October 27, 1997|By Jim Sollisch

I WAS WATCHING television with my kids the other night, something I try not to do very often because, quite frankly, my kids have horrible taste in TV shows. This should come as no big surprise, considering my kids' taste in music, food and books. Left to their own devices, kids just can't be trusted to listen to Beethoven, eat tofu or read Shakespeare.

So we try to guide them. A little dose of Beethoven's 9th in the car when they can't escape. Tofu breaded and fried and disguised as chicken fingers. Shakespeare disguised as Mel Gibson. But when it comes to TV, most of us just bail out, waiting for somebody else to devise a rating system we can trust.

So there I was watching a made-for-TV movie with my kids. If it had been rated, it would have been PG, maybe even G. (According to a study by the Parents Television Council, 61 percent of all programming was rated PG, including shows that contained torture, masturbation, profanity and Jenny McCarthy).

The movie was about a college football star battling alcohol abuse and a distant father. You've seen this movie a thousand times. Stardom, fall, redemption. All sugar-coated and neatly wrapped between commercials.

I was lulled almost to sleep by the predictability when suddenly a girl is being assaulted at a party by the handsome football star. Classic date rape scenario. They kiss. She's quite willing. He goes farther. She says no. He throws her on the bed. It's clear he's going to rape her. She screams. Finally some guys drag him off. The scene is quite powerful; you can feel her terror.

I jumped up to turn off the set so I could discuss this with my kids, ages 6-11. One of the boys said, "What's the big deal? Nothing happened."

The rating board, apparently, would agree. No nudity. No profanity. No sex. Just simple dating procedure. I launched into a lecture on date rape. I asked my kids, especially the boys, to imagine and then say how the girl must have felt. How long she might be traumatized by those events.

Finally, they agreed that something had happened. Something that happens a lot. Something much worse and more damaging than a four-letter word or a passionate love scene.

The problem with any rating system is that, like my kids, it lacks a moral point of view. If my kids had known that something serious had indeed happened on that screen, then I wouldn't have minded them watching it so much.

Content isn't the real problem. Which is why the current push to go beyond age-based ratings to a code that describes content as containing violence, nudity, profanity or sexual situations isn't a substitute for parental guideance.


A system that plops letters on the screen have to include the same "N" for nudity in a documentary on an artist who painted nudes as it would for a Playboy Channel show on strippers.

There's no code letter that can distinguish a tender love scene from an S & M encounter.
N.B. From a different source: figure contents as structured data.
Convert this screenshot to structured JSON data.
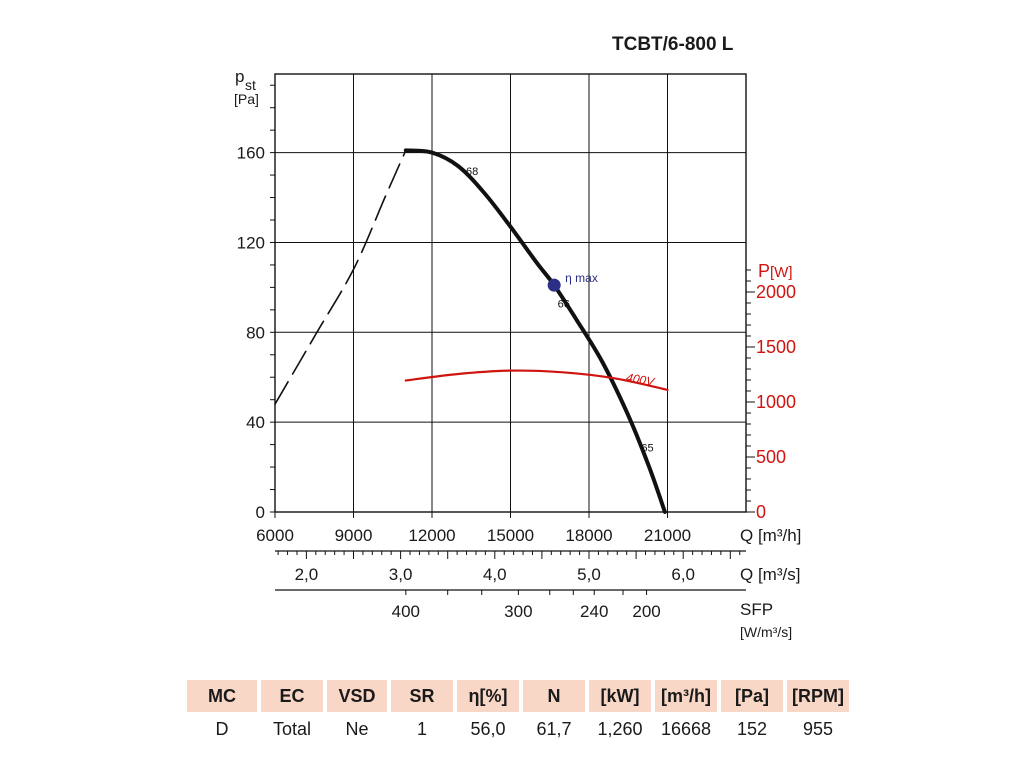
{
  "chart_data": {
    "type": "line",
    "title": "TCBT/6-800 L",
    "y_left": {
      "label_main": "p",
      "label_sub": "st",
      "unit": "[Pa]",
      "range": [
        0,
        195
      ],
      "ticks": [
        0,
        40,
        80,
        120,
        160
      ]
    },
    "y_right": {
      "label_main": "P",
      "unit": "[W]",
      "range": [
        0,
        2000
      ],
      "ticks": [
        0,
        500,
        1000,
        1500,
        2000
      ]
    },
    "x_primary": {
      "label": "Q [m³/h]",
      "range": [
        6000,
        24000
      ],
      "ticks": [
        6000,
        9000,
        12000,
        15000,
        18000,
        21000
      ]
    },
    "x_secondary": {
      "label": "Q [m³/s]",
      "ticks": [
        {
          "value": 2.0,
          "label": "2,0"
        },
        {
          "value": 3.0,
          "label": "3,0"
        },
        {
          "value": 4.0,
          "label": "4,0"
        },
        {
          "value": 5.0,
          "label": "5,0"
        },
        {
          "value": 6.0,
          "label": "6,0"
        }
      ]
    },
    "x_sfp": {
      "label": "SFP",
      "unit": "[W/m³/s]",
      "ticks": [
        {
          "q": 11000,
          "label": "400"
        },
        {
          "q": 15300,
          "label": "300"
        },
        {
          "q": 18200,
          "label": "240"
        },
        {
          "q": 20200,
          "label": "200"
        }
      ]
    },
    "series": [
      {
        "name": "pressure",
        "axis": "left",
        "style": "solid",
        "color": "#111111",
        "x": [
          11000,
          12000,
          13000,
          14000,
          15000,
          16000,
          16668,
          17500,
          18500,
          19500,
          20300,
          20900
        ],
        "y": [
          161,
          160,
          154,
          142,
          127,
          111,
          101,
          86,
          67,
          43,
          20,
          0
        ]
      },
      {
        "name": "pressure-stall",
        "axis": "left",
        "style": "dashed",
        "color": "#111111",
        "x": [
          6000,
          7500,
          9000,
          10200,
          11000
        ],
        "y": [
          48,
          78,
          108,
          140,
          161
        ]
      },
      {
        "name": "400V",
        "axis": "right",
        "style": "solid",
        "color": "#d0140f",
        "x": [
          11000,
          13000,
          15000,
          17000,
          19000,
          21000
        ],
        "y": [
          1195,
          1255,
          1285,
          1270,
          1215,
          1110
        ]
      }
    ],
    "annotations": [
      {
        "id": "eta-max",
        "text": "η max",
        "x": 16668,
        "y": 101,
        "marker_color": "#2c2f86"
      },
      {
        "id": "eff-68",
        "text": "68",
        "x": 13300,
        "y": 150
      },
      {
        "id": "eff-66",
        "text": "66",
        "x": 16800,
        "y": 91
      },
      {
        "id": "eff-65",
        "text": "65",
        "x": 20000,
        "y": 27
      },
      {
        "id": "curve-400v",
        "text": "400V",
        "x": 19400,
        "y": 1190
      }
    ]
  },
  "table": {
    "headers": [
      "MC",
      "EC",
      "VSD",
      "SR",
      "η[%]",
      "N",
      "[kW]",
      "[m³/h]",
      "[Pa]",
      "[RPM]"
    ],
    "values": [
      "D",
      "Total",
      "Ne",
      "1",
      "56,0",
      "61,7",
      "1,260",
      "16668",
      "152",
      "955"
    ]
  }
}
The violence in a war movie is the same "V" as Freddy Krueger's brand of violence. Moral point of view is everything. And yet most of the kids I know have the following point of view: "If it's rated 'G' or 'PG', then it's OK." They assume that if we let them watch the show, then not only is the program OK, but the behaviors it contains must be OK. It's all morally neutral to them, implicitly endorsed by those who let them watch: their parents.

It's funny. The Parents Television Council, after studying 150 hours of rated programming, gave the new rating system a grade of "F." The problem is that there isn't enough information about content. Media watchdog Kathryn Montgomery complains that "there's this black-hole category of PG into which just about everything goes."

But here's another way to look at the problem: maybe the fact that so many shows are rated PG means the rating system is in perfect working order. Maybe the real problem is that we parents just aren't willing to watch television with our kids and decide what's appropriate and what's not.

We want someone else to tell us which programs cross the line. But, like obscenity, that line isn't easily defined. In fact, the best definition of obscenity is still Supreme Court Justice Potter Stewart's of 30 years ago: "I know it when I see it."

That's why parents have to see more of the TV their kids are watching. We are the only program-raters who matter. And most of us are asleep at the remote.

Jim Sollisch is a free-lance writer.